A don Jean-Paul, poi, dedicai una parte della Via Crucis Sui passi del Maestro, ovvero la dodicesima dello schema tradizionale: pensavo che la stazione dedicata alla contemplazione della morte di Gesù potesse essere illustrata adeguatamente dalla descrizione del suo incidente fatale. Trassi dalle sue meditazioni, invece, le invocazioni che seguivano il racconto della sua testimonianza.

Infine, mi sorprese leggere, in uno degli inserti centrali di Credere nell’estate del 2018, una brevissima presentazione della sua storia: credo che si trattasse di un approfondimento della mostra a pannelli Santi della porta accanto, realizzata per il Sinodo dei Giovani. Evidentemente, la mia fatica nel leggere e sintetizzare quei libri era servita.

 

Cosa c’entra con san Giuseppe?

 

Nei libri che ho letto non ho trovato tracce di una particolare devozione di don Jean-Paul per san Giuseppe. In compenso, posso però affermare che lui vivesse con intensità il proprio ruolo di padre spirituale, tanto da preferire quel termine a “direttore”.

I suoi insegnamenti, nelle catechesi dei Mercoledì di San Luigi ma anche nei colloqui individuali, erano allo stesso tempo semplici e profondi.

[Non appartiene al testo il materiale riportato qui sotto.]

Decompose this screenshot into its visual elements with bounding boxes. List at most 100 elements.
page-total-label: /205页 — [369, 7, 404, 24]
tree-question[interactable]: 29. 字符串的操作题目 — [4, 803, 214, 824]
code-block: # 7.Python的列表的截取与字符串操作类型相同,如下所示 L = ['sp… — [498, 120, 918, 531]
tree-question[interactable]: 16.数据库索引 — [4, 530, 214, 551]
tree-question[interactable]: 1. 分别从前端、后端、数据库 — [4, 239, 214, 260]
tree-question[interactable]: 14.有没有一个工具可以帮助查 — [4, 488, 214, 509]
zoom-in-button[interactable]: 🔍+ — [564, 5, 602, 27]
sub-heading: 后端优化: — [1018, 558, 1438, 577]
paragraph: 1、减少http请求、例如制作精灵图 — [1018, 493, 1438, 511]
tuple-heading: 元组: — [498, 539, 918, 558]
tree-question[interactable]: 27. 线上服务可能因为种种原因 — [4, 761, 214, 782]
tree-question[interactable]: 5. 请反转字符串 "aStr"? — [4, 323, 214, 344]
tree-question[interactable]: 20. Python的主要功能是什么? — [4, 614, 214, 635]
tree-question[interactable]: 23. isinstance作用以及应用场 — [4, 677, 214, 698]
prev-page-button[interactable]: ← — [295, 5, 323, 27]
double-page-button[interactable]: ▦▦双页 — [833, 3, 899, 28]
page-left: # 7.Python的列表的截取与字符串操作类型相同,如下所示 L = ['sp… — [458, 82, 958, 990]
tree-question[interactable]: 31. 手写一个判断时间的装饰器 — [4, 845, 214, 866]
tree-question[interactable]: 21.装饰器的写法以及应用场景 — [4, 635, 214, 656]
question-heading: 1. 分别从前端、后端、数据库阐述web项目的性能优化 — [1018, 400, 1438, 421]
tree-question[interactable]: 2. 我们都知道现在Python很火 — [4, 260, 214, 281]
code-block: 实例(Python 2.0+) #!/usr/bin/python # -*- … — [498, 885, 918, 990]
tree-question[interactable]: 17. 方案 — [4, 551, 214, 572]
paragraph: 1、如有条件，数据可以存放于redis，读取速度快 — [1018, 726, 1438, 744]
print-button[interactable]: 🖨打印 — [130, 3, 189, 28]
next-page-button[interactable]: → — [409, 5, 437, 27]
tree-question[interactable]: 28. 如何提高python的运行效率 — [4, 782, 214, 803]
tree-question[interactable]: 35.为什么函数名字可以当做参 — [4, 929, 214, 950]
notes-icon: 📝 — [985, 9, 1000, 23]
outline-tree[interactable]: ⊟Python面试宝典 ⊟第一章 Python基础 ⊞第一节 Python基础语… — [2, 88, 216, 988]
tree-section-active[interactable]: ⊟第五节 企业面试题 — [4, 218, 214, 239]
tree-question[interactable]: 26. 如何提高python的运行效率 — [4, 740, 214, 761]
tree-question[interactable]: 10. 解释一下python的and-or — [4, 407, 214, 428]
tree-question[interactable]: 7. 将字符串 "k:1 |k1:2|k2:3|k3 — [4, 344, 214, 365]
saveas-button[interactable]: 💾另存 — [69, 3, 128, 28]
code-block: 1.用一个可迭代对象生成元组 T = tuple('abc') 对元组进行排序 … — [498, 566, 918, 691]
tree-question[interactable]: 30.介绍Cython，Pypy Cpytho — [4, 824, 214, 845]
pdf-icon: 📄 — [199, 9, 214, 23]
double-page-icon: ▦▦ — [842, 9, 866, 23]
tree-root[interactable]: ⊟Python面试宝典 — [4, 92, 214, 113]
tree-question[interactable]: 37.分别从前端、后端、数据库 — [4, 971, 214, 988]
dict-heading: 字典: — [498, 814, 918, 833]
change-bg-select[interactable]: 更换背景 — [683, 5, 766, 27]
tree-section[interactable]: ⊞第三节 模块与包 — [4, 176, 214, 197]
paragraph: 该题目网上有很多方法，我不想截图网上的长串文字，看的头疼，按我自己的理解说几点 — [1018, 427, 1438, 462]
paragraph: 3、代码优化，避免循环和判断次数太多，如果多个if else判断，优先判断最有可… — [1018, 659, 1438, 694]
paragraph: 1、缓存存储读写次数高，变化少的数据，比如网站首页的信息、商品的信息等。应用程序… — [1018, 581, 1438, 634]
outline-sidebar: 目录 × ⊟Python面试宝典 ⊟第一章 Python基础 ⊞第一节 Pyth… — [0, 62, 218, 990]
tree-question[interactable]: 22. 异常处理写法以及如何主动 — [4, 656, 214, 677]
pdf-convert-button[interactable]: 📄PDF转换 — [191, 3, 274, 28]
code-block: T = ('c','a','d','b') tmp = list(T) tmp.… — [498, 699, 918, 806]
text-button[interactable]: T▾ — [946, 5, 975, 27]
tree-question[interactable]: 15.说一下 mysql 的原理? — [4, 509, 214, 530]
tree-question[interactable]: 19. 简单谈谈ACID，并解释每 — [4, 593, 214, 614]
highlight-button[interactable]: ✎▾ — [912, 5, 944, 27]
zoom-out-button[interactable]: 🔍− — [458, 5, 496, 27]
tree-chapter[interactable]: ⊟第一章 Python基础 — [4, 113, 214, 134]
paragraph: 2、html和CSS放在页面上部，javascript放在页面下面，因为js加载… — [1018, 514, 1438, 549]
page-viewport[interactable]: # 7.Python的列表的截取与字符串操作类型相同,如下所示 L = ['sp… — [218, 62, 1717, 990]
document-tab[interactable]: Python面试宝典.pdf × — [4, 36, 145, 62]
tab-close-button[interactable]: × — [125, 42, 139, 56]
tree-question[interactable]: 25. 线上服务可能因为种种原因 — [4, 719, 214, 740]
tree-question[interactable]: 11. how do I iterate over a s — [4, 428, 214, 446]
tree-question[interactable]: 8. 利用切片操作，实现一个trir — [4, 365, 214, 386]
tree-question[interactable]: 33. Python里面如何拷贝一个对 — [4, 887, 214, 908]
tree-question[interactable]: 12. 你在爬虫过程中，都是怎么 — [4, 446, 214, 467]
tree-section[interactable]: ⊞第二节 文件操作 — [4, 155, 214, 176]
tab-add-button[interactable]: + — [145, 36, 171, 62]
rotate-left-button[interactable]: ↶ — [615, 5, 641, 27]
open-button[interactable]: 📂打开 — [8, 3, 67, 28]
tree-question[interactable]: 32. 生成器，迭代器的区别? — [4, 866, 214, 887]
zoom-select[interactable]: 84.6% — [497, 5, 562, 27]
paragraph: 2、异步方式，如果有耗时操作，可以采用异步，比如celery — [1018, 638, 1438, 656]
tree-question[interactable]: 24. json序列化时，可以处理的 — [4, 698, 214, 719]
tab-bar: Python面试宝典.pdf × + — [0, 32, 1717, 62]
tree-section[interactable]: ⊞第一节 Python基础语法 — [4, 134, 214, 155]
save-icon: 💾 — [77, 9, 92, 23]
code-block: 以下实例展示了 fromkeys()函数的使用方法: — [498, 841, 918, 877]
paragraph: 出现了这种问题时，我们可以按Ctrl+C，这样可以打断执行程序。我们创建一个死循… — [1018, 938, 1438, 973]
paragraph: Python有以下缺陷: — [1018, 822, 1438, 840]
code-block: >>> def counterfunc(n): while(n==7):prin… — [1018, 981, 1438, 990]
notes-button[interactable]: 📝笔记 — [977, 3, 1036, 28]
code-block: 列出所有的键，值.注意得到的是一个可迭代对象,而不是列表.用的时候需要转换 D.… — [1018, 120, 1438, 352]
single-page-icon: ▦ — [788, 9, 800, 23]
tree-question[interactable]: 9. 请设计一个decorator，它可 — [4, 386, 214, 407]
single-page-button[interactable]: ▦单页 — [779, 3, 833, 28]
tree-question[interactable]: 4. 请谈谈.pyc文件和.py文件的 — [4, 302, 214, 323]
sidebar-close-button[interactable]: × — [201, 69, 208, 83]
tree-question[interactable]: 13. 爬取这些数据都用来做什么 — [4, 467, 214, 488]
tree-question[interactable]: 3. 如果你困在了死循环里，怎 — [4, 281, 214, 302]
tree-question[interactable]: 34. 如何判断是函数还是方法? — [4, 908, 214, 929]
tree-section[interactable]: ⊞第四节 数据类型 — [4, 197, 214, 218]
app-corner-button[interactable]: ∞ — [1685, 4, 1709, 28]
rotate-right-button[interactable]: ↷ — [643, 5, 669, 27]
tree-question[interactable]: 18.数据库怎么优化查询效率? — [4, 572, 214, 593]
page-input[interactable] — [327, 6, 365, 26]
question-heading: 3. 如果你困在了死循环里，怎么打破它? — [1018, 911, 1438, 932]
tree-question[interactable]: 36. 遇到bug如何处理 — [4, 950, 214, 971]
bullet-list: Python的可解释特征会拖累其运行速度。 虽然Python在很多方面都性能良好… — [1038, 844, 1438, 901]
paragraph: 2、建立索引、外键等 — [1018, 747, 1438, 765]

Non esitava a proporre ai giovani vie esigenti per la preghiera personale e comunitaria, a partire da quando ci si sveglia.

Questo non vuol dire che fosse eccessivamente serio o rigido: rideva, scherzava, cantava, faceva le smorfie (l’imitazione del comico Louis de Funès era il suo cavallo di battaglia). Allo stesso tempo, non era nemmeno un compagnone: quanti l’accostavano sapevano bene che era un prete e come tale gli portavano rispetto, ma non soggezione.

 

Il suo Vangelo

 

L’intera vita di don Jean-Paul insegna come la Chiesa possa essere luogo dove ogni sensibilità viene accolta, purché non sia in contrasto con la Tradizione rettamente intesa. La sua scelta di studiare a Écône veniva dalla necessità di trovare un punto fermo in mezzo a tante interpretazioni fuorvianti, ma anche lì c’erano storture in un altro senso.

Con le sue esperienze a Roma e in parrocchia, comprese che il suo senso di Chiesa doveva ampliarsi rispetto a quello che aveva studiato: in particolare, mediante l’incontro con i fedeli, da poter accompagnare ad amare e a conoscere Dio proprio com’era successo a lui. Proponendosi come padre per i suoi giovani, ma senza per questo sostituirsi a Dio, indicava loro le mete più alte, radicandosi nella Parola di Dio e nell’esempio dei Santi a lui più cari.

Infine, invitava a donarsi interamente a Dio, come risulta da un appunto in preparazione a un’omelia nel settembre 1988:

Gesù ha senso dell’umorismo: ci domanda di dare tutto, e quando non si ha più nulla da dare, vuole ancora questo nulla. Al giovane ricco domanda di sbarazzarsi dei suoi beni, perché ciò che vuole è lui.

Secondo le testimonianze, sapeva che valeva lo stesso per la propria persona e si comportava di conseguenza.


Per saperne di più

 

Daniel e Odette Germain, Prêtre pour l’éternité – Jean-Paul Hyvernat, Editions Pierre Téqui 1997, 184 pp., € 13,90.

La sua vita raccontata attraverso le sue lettere e le testimonianze da parte di chi l’aveva conosciuto.

 

Jean-Paul Hyvernat, Paroles sur la vie chrétienne, Editions Pierre Téqui 1999, 168 pp., € 6,10.

Una selezione, divisa per temi, delle sue catechesi, delle omelie e di scritti personali.